In the next three months, Florida citrus growers will have to decide whether to extend for another six years the citrus box tax, the proceeds of which help to pay for citrus greening research at the University of Florida’s Citrus Research and Education Center and other research universities and laboratories.
The Citrus Research and Development Foundation, Inc., Box Tax Advisory Council voted unanimously in June to recommend continuation of the citrus box tax at the current assessment rate of $.03 (3 cents) per harvested box for the last year of the current referendum, fiscal year 2015-16.
The Florida citrus industry established the Citrus Research and Development Foundation in 2010 to combat greening, which is threatening to destroy the state’s $10.7 billion citrus industry. The foundation’s budget has been $16-19 million annually – with the funding coming from the research box tax, as well as marketing/promotion box taxes, state and federal funds, and donations. The vast majority goes directly to research projects to solve the greening problem.
“IFAS has been core to the majority of research on greening, “said Harold Browning, chief operating officer of the foundation. “Look at the attention that’s been paid to this disease – it’s your grower dollars at work.”
Almost all of the University of Florida Institute of Food and Agricultural Sciences’ 200 employees at the CREC in Lake Alfred are devoted to stopping the disease. Their funding comes from the box tax, in addition to legislative appropriations and research grants. Facilities include more than 600 acres of groves, greenhouses, a fresh fruit packinghouse, a juice processing pilot plant and more than 40 laboratories.
“As a career university scientist and administrator, I’m amazed at how rapidly the science has come along,” Browning said. “The strong institutional commitment that IFAS has shown illustrates dedication to the industry.”

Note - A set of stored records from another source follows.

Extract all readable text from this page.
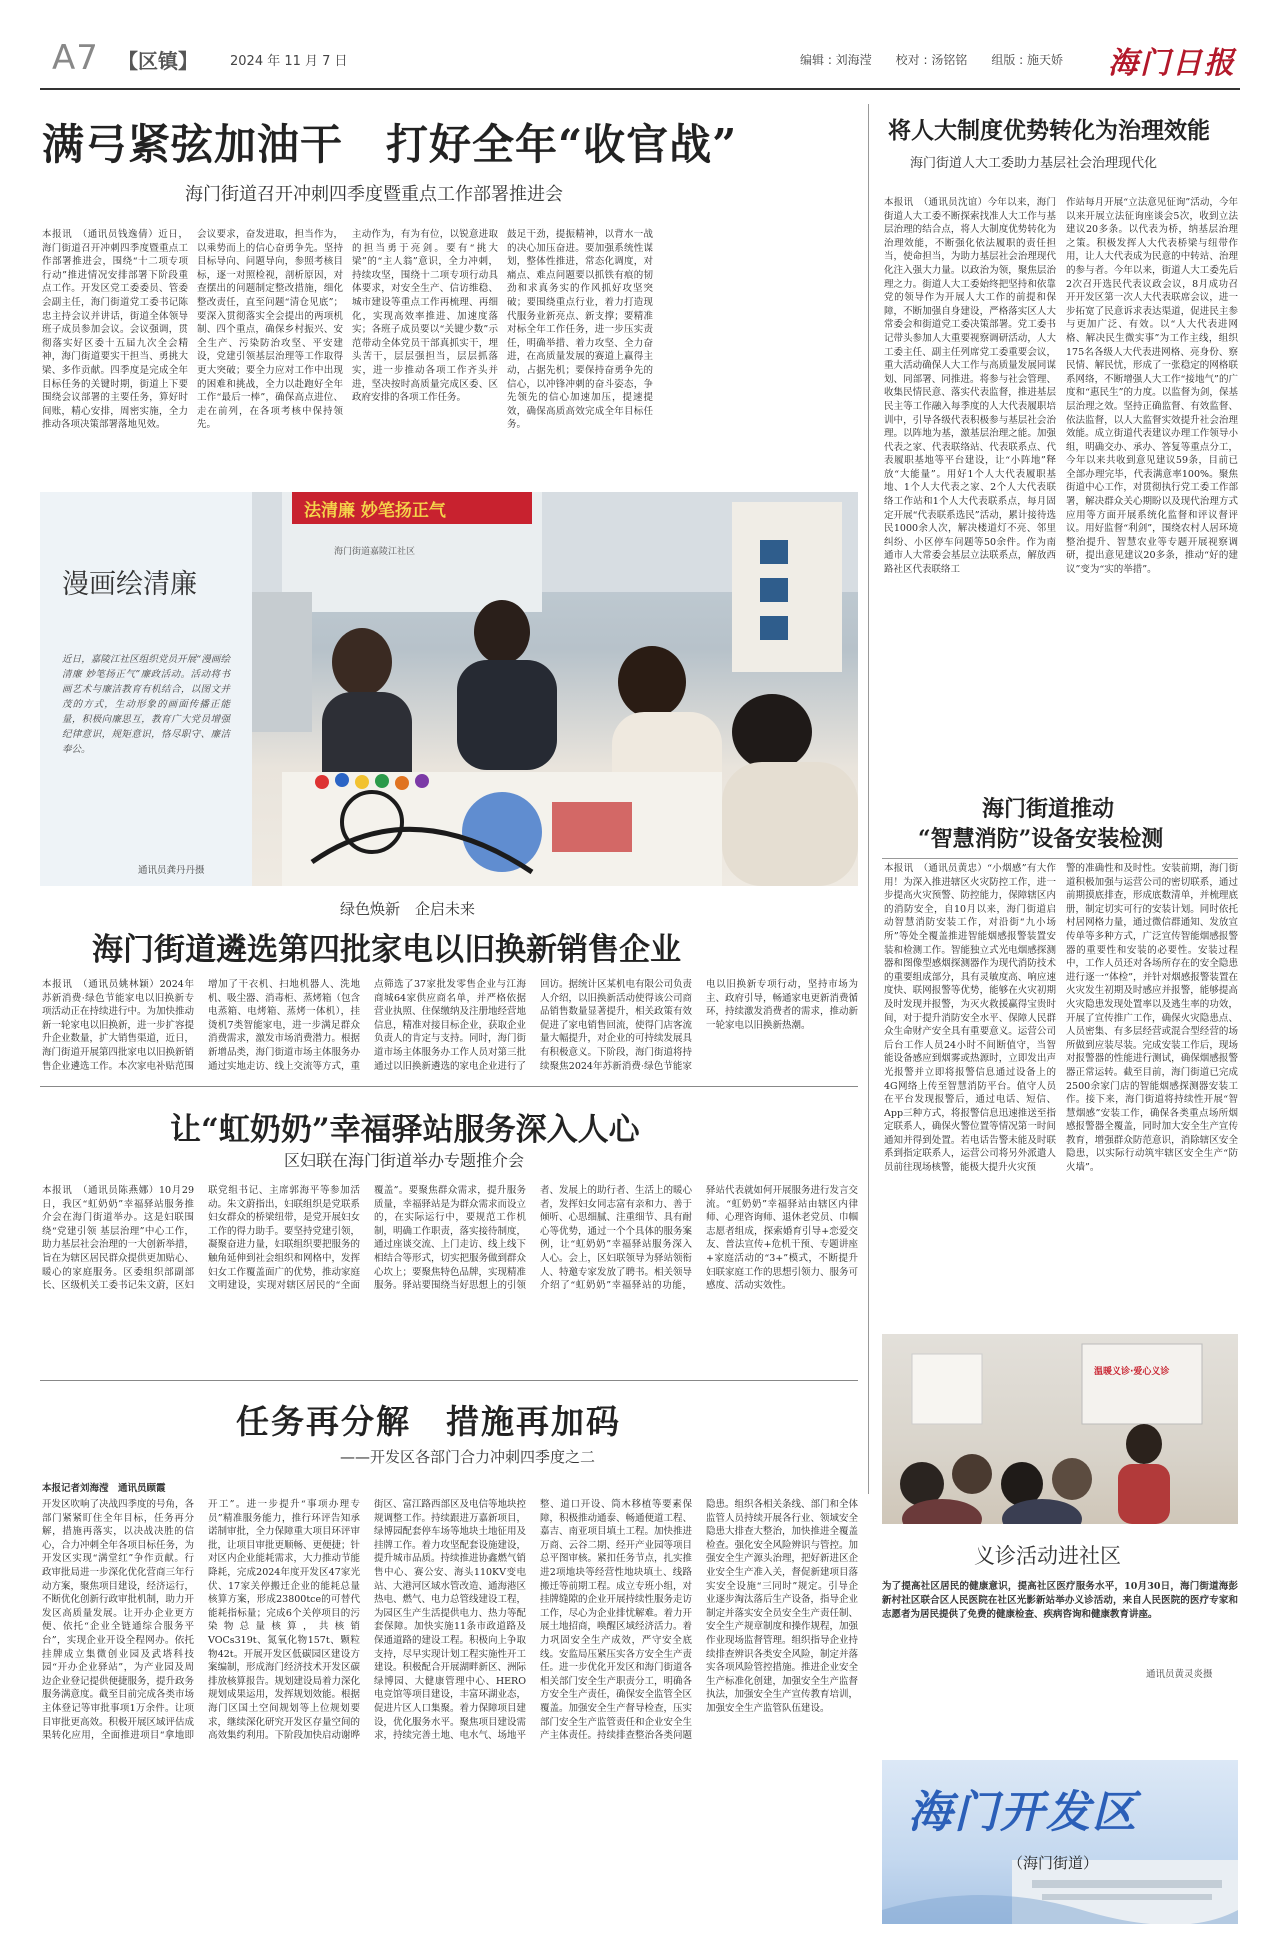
A7 【区镇】 2024 年 11 月 7 日	编辑 : 刘海滢　　校对 : 汤铭铭　　组版 : 施天娇 海门日报
满弓紧弦加油干　打好全年“收官战”
海门街道召开冲刺四季度暨重点工作部署推进会
本报讯　（通讯员钱逸倩）近日，海门街道召开冲刺四季度暨重点工作部署推进会，围绕“十二项专项行动”推进情况安排部署下阶段重点工作。开发区党工委委员、管委会副主任，海门街道党工委书记陈忠主持会议并讲话，街道全体领导班子成员参加会议。会议强调，贯彻落实好区委十五届九次全会精神，海门街道要实干担当、勇挑大梁、多作贡献。四季度是完成全年目标任务的关键时期，街道上下要围绕会议部署的主要任务，算好时间账，精心安排，周密实施，全力推动各项决策部署落地见效。
会议要求，奋发进取，担当作为，以乘势而上的信心奋勇争先。坚持目标导向、问题导向，参照考核目标，逐一对照检视，剖析原因，对查摆出的问题制定整改措施，细化整改责任，直至问题“清仓见底”；要深入贯彻落实全会提出的两项机制、四个重点，确保乡村振兴、安全生产、污染防治攻坚、平安建设，党建引领基层治理等工作取得更大突破；要全力应对工作中出现的困难和挑战，全力以赴跑好全年工作“最后一棒”，确保高点进位、走在前列，在各项考核中保持领先。
主动作为，有为有位，以锐意进取的担当勇于亮剑。要有“挑大梁”的“主人翁”意识，全力冲刺，持续攻坚，围绕十二项专项行动具体要求，对安全生产、信访维稳、城市建设等重点工作再梳理、再细化，实现高效率推进、加速度落实；各班子成员要以“关键少数”示范带动全体党员干部真抓实干，埋头苦干，层层强担当，层层抓落实，进一步推动各项工作齐头并进，坚决按时高质量完成区委、区政府安排的各项工作任务。
鼓足干劲，提振精神，以背水一战的决心加压奋进。要加强系统性谋划，整体性推进，常态化调度，对痛点、难点问题要以抓铁有痕的韧劲和求真务实的作风抓好攻坚突破；要围绕重点行业，着力打造现代服务业新亮点、新支撑；要精准对标全年工作任务，进一步压实责任，明确举措、着力攻坚、全力奋进，在高质量发展的赛道上赢得主动，占据先机；要保持奋勇争先的信心，以冲锋冲刺的奋斗姿态，争先领先的信心加速加压，提速提效，确保高质高效完成全年目标任务。
将人大制度优势转化为治理效能
海门街道人大工委助力基层社会治理现代化
本报讯　（通讯员沈谊）今年以来，海门街道人大工委不断探索找准人大工作与基层治理的结合点，将人大制度优势转化为治理效能，不断强化依法履职的责任担当，使命担当，为助力基层社会治理现代化注入强大力量。以政治为领，聚焦层治理之力。街道人大工委始终把坚持和依靠党的领导作为开展人大工作的前提和保障，不断加强自身建设，严格落实区人大常委会和街道党工委决策部署。党工委书记带头参加人大重要视察调研活动，人大工委主任、副主任列席党工委重要会议，重大活动确保人大工作与高质量发展同谋划、同部署、同推进。将参与社会管理、收集民情民意、落实代表监督，推进基层民主等工作融入每季度的人大代表履职培训中，引导各级代表积极参与基层社会治理。以阵地为基，激基层治理之能。加强代表之家、代表联络站、代表联系点、代表履职基地等平台建设，让“小阵地”释放“大能量”。用好1个人大代表履职基地、1个人大代表之家、2个人大代表联络工作站和1个人大代表联系点，每月固定开展“代表联系选民”活动，累计接待选民1000余人次，解决楼道灯不亮、邻里纠纷、小区停车问题等50余件。作为南通市人大常委会基层立法联系点，解放西路社区代表联络工
作站每月开展“立法意见征询”活动，今年以来开展立法征询座谈会5次，收到立法建议20多条。以代表为桥，纳基层治理之策。积极发挥人大代表桥梁与纽带作用，让人大代表成为民意的中转站、治理的参与者。今年以来，街道人大工委先后2次召开选民代表议政会议，8月成功召开开发区第一次人大代表联席会议，进一步拓宽了民意诉求表达渠道，促进民主参与更加广泛、有效。以“人大代表进网格、解决民生微实事”为工作主线，组织175名各级人大代表进网格、亮身份、察民情、解民忧，形成了一张稳定的网格联系网络，不断增强人大工作“接地气”的广度和“惠民生”的力度。以监督为剑，保基层治理之效。坚持正确监督、有效监督、依法监督，以人大监督实效提升社会治理效能。成立街道代表建议办理工作领导小组，明确交办、承办、答复等重点分工，今年以来共收到意见建议59条，目前已全部办理完毕，代表满意率100%。聚焦街道中心工作，对贯彻执行党工委工作部署，解决群众关心期盼以及现代治理方式应用等方面开展系统化监督和评议督评议。用好监督“利剑”，围绕农村人居环境整治提升、智慧农业等专题开展视察调研，提出意见建议20多条，推动“好的建议”变为“实的举措”。
漫画绘清廉
近日，嘉陵江社区组织党员开展“漫画绘清廉 妙笔扬正气”廉政活动。活动将书画艺术与廉洁教育有机结合，以图文并茂的方式，生动形象的画面传播正能量，积极向廉思互，教育广大党员增强纪律意识，规矩意识，恪尽职守、廉洁奉公。
通讯员龚丹丹摄
法清廉 妙笔扬正气
海门街道嘉陵江社区
绿色焕新　企启未来
海门街道遴选第四批家电以旧换新销售企业
本报讯　（通讯员姚林颖）2024年苏新消费·绿色节能家电以旧换新专项活动正在持续进行中。为加快推动新一轮家电以旧换新，进一步扩容提升企业数量，扩大销售渠道，近日，海门街道开展第四批家电以旧换新销售企业遴选工作。本次家电补贴范围增加了干衣机、扫地机器人、洗地机、吸尘器、消毒柜、蒸烤箱（包含电蒸箱、电烤箱、蒸烤一体机），挂烫机7类智能家电，进一步满足群众消费需求，激发市场消费潜力。根据新增品类，海门街道市场主体服务办通过实地走访、线上交流等方式，重点筛选了37家批发零售企业与江海商城64家供应商名单，并严格依据营业执照、住保缴纳及注册地经营地信息，精准对接目标企业，获取企业负责人的肯定与支持。同时，海门街道市场主体服务办工作人员对第三批通过以旧换新遴选的家电企业进行了回访。据统计区某机电有限公司负责人介绍，以旧换新活动使得该公司商品销售数量显著提升，相关政策有效促进了家电销售回流，使得门店客流量大幅提升，对企业的可持续发展具有积极意义。下阶段，海门街道将持续聚焦2024年苏新消费·绿色节能家电以旧换新专项行动，坚持市场为主、政府引导，畅通家电更新消费循环，持续激发消费者的需求，推动新一轮家电以旧换新热潮。
海门街道推动
“智慧消防”设备安装检测
本报讯　（通讯员黄忠）“小烟感”有大作用！为深入推进辖区火灾防控工作，进一步提高火灾预警、防控能力，保障辖区内的消防安全，自10月以来，海门街道启动智慧消防安装工作，对沿街“九小场所”等处全覆盖推进智能烟感报警装置安装和检测工作。智能独立式光电烟感探测器和图像型感烟探测器作为现代消防技术的重要组成部分，具有灵敏度高、响应速度快、联网报警等优势，能够在火灾初期及时发现并报警，为灭火救援赢得宝贵时间，对于提升消防安全水平、保障人民群众生命财产安全具有重要意义。运营公司后台工作人员24小时不间断值守，当智能设备感应到烟雾或热源时，立即发出声光报警并立即将报警信息通过设备上的4G网络上传至智慧消防平台。值守人员在平台发现报警后，通过电话、短信、App三种方式，将报警信息迅速推送至指定联系人，确保火警位置等情况第一时间通知并得到处置。若电话告警未能及时联系到指定联系人，运营公司将另外派遣人员前往现场核警，能极大提升火灾预
警的准确性和及时性。安装前期，海门街道积极加强与运营公司的密切联系，通过前期摸底排查，形成底数清单，并梳理底册，制定切实可行的安装计划。同时依托村居网格力量，通过微信群通知、发放宣传单等多种方式，广泛宣传智能烟感报警器的重要性和安装的必要性。安装过程中，工作人员还对各场所存在的安全隐患进行逐一“体检”，并针对烟感报警装置在火灾发生初期及时感应并报警，能够提高火灾隐患发现处置率以及逃生率的功效，开展了宣传推广工作，确保火灾隐患点、人员密集、有多层经营或混合型经营的场所做到应装尽装。完成安装工作后，现场对报警器的性能进行测试，确保烟感报警器正常运转。截至目前，海门街道已完成2500余家门店的智能烟感探测器安装工作。接下来，海门街道将持续性开展“智慧烟感”安装工作，确保各类重点场所烟感报警器全覆盖，同时加大安全生产宣传教育，增强群众防范意识，消除辖区安全隐患，以实际行动筑牢辖区安全生产“防火墙”。
让“虹奶奶”幸福驿站服务深入人心
区妇联在海门街道举办专题推介会
本报讯　（通讯员陈燕娜）10月29日，我区“虹奶奶”幸福驿站服务推介会在海门街道举办。这是妇联围绕“党建引领 基层治理”中心工作，助力基层社会治理的一大创新举措，旨在为辖区居民群众提供更加贴心、暖心的家庭服务。区委组织部副部长、区级机关工委书记朱文蔚，区妇联党组书记、主席郭海平等参加活动。朱文蔚指出，妇联组织是党联系妇女群众的桥梁纽带，是党开展妇女工作的得力助手。要坚持党建引领，凝聚奋进力量，妇联组织要把服务的触角延伸到社会组织和网格中，发挥妇女工作覆盖面广的优势，推动家庭文明建设，实现对辖区居民的“全面覆盖”。要聚焦群众需求，提升服务质量，幸福驿站是为群众需求而设立的，在实际运行中，要规范工作机制，明确工作职责，落实接待制度，通过座谈交流、上门走访、线上线下相结合等形式，切实把服务做到群众心坎上；要聚焦特色品牌，实现精准服务。驿站要围绕当好思想上的引领者、发展上的助行者、生活上的暖心者，发挥妇女同志富有亲和力、善于倾听、心思细腻、注重细节、具有耐心等优势，通过一个个具体的服务案例，让“虹奶奶”幸福驿站服务深入人心。会上，区妇联领导为驿站领衔人、特邀专家发放了聘书。相关领导介绍了“虹奶奶”幸福驿站的功能，驿站代表就如何开展服务进行发言交流。“虹奶奶”幸福驿站由辖区内律师、心理咨询师、退休老党员、巾帼志愿者组成，探索婚育引导+恋爱交友、普法宣传+危机干预、专题讲座+家庭活动的“3+”模式，不断提升妇联家庭工作的思想引领力、服务可感度、活动实效性。
任务再分解　措施再加码
——开发区各部门合力冲刺四季度之二
本报记者刘海滢　通讯员顾霞
开发区吹响了决战四季度的号角，各部门紧紧盯住全年目标，任务再分解，措施再落实，以决战决胜的信心，合力冲刺全年各项目标任务，为开发区实现“满堂红”争作贡献。行政审批局进一步深化优化营商三年行动方案，聚焦项目建设，经济运行，不断优化创新行政审批机制，助力开发区高质量发展。让开办企业更方便、依托“企业全链通综合服务平台”，实现企业开设全程网办。依托挂牌成立集微创业园及武塔科技园“开办企业驿站”，为产业园及周边企业登记提供便捷服务，提升政务服务满意度。截至目前完成各类市场主体登记等审批事项1万余件。让项目审批更高效。积极开展区域评估成果转化应用，全面推进项目“拿地即开工”。进一步提升“事项办理专员”精准服务能力，推行环评告知承诺制审批，全力保障重大项目环评审批，让项目审批更顺畅、更便捷；针对区内企业能耗需求，大力推动节能降耗，完成2024年度开发区47家光伏、17家关停搬迁企业的能耗总量核算方案，形成23800tce的可替代能耗指标量；完成6个关停项目的污染物总量核算，共核销VOCs319t、氮氧化物157t、颗粒物42t。开展开发区低碳园区建设方案编制，形成海门经济技术开发区碳排放核算报告。规划建设局着力深化规划成果运用，发挥规划效能。根据海门区国土空间规划等上位规划要求，继续深化研究开发区存量空间的高效集约利用。下阶段加快启动谢晔街区、富江路西部区及电信等地块控规调整工作。持续跟进万嘉新项目，绿博园配套停车场等地块土地征用及挂牌工作。着力攻坚配套设施建设，提升城市品质。持续推进协鑫燃气销售中心、赛公安、海头110KV变电站、大港河区域水管改造、通海港区热电、燃气、电力总管线建设工程，为园区生产生活提供电力、热力等配套保障。加快实施11条市政道路及保通道路的建设工程。积极向上争取支持，尽早实现计划工程实施性开工建设。积极配合开展湖畔新区、洲际绿博园、大健康管理中心、HERO电竞馆等项目建设，丰富环湖业态，促进片区人口集聚。着力保障项目建设，优化服务水平。聚焦项目建设需求，持续完善土地、电水气、场地平整、道口开设、筒木移植等要素保障，积极推动通泰、畅通便道工程、嘉吉、南亚项目填土工程。加快推进万商、云谷二期、经开产业园等项目总平图审核。紧扣任务节点，扎实推进2项地块等经营性地块填土、线路搬迁等前期工程。成立专班小组，对挂牌缝隙的企业开展持续性服务走访工作，尽心为企业排忧解难。着力开展土地招商，唤醒区域经济活力。着力巩固安全生产成效，严守安全底线。安监局压紧压实各方安全生产责任。进一步优化开发区和海门街道各相关部门安全生产职责分工，明确各方安全生产责任，确保安全监管全区覆盖。加强安全生产督导检查，压实部门安全生产监管责任和企业安全生产主体责任。持续排查整治各类问题隐患。组织各相关条线、部门和全体监管人员持续开展各行业、领域安全隐患大排查大整治，加快推进全覆盖检查。强化安全风险辨识与管控。加强安全生产源头治理，把好新进区企业安全生产准入关，督促新建项目落实安全设施“三同时”规定。引导企业逐步淘汰落后生产设备，指导企业制定并落实安全员安全生产责任制、安全生产规章制度和操作规程，加强作业现场监督管理。组织指导企业持续排查辨识各类安全风险，制定并落实各项风险管控措施。推进企业安全生产标准化创建，加强安全生产监督执法，加强安全生产宣传教育培训，加强安全生产监管队伍建设。
温暖义诊·爱心义诊
义诊活动进社区
为了提高社区居民的健康意识，提高社区医疗服务水平，10月30日，海门街道海彭新村社区联合区人民医院在社区光影新站举办义诊活动，来自人民医院的医疗专家和志愿者为居民提供了免费的健康检查、疾病咨询和健康教育讲座。
通讯员黄灵炎摄
海门开发区
（海门街道）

The disease bacterium first enters a citrus tree via the tiny Asian Citrus Psyllid. When introduced into the plant by leaf feeding, the bacteria then move through the tree via the phloem – the veins of the tree. The disease starves the tree of nutrients, damages its roots and the tree produces fruits that are small, and misshapen, and have reduced quality, making it unsuitable for sale as fresh fruit or, for the most part, juice. Most infected trees eventually become non-productive and the disease has already affected millions of citrus trees in North America.
Citrus greening was first detected in Florida in 2005. Florida has lost approximately $7.8 billion in revenue, 162,200 citrus acres and 7,513 jobs since 2007, according to researchers with UF/IFAS.
Although current methods to control the spread of citrus greening are limited to aggressive psyllid control and the removal and destruction of infected trees, UF/IFAS researchers are working to defeat it on a number of fronts, including trying to suppress the psyllid, breeding citrus rootstock that shows better greening resistance and testing treatments that could be used on trees.
Browning and other IFAS experts say the solution to the greening problem will most likely come from genetic engineering; figuring out which genes are resistant to greening and inserting them into commonly available rootstocks and scions.
“This is a very complex system to work with,” Browning said. “Everybody has stepped up.”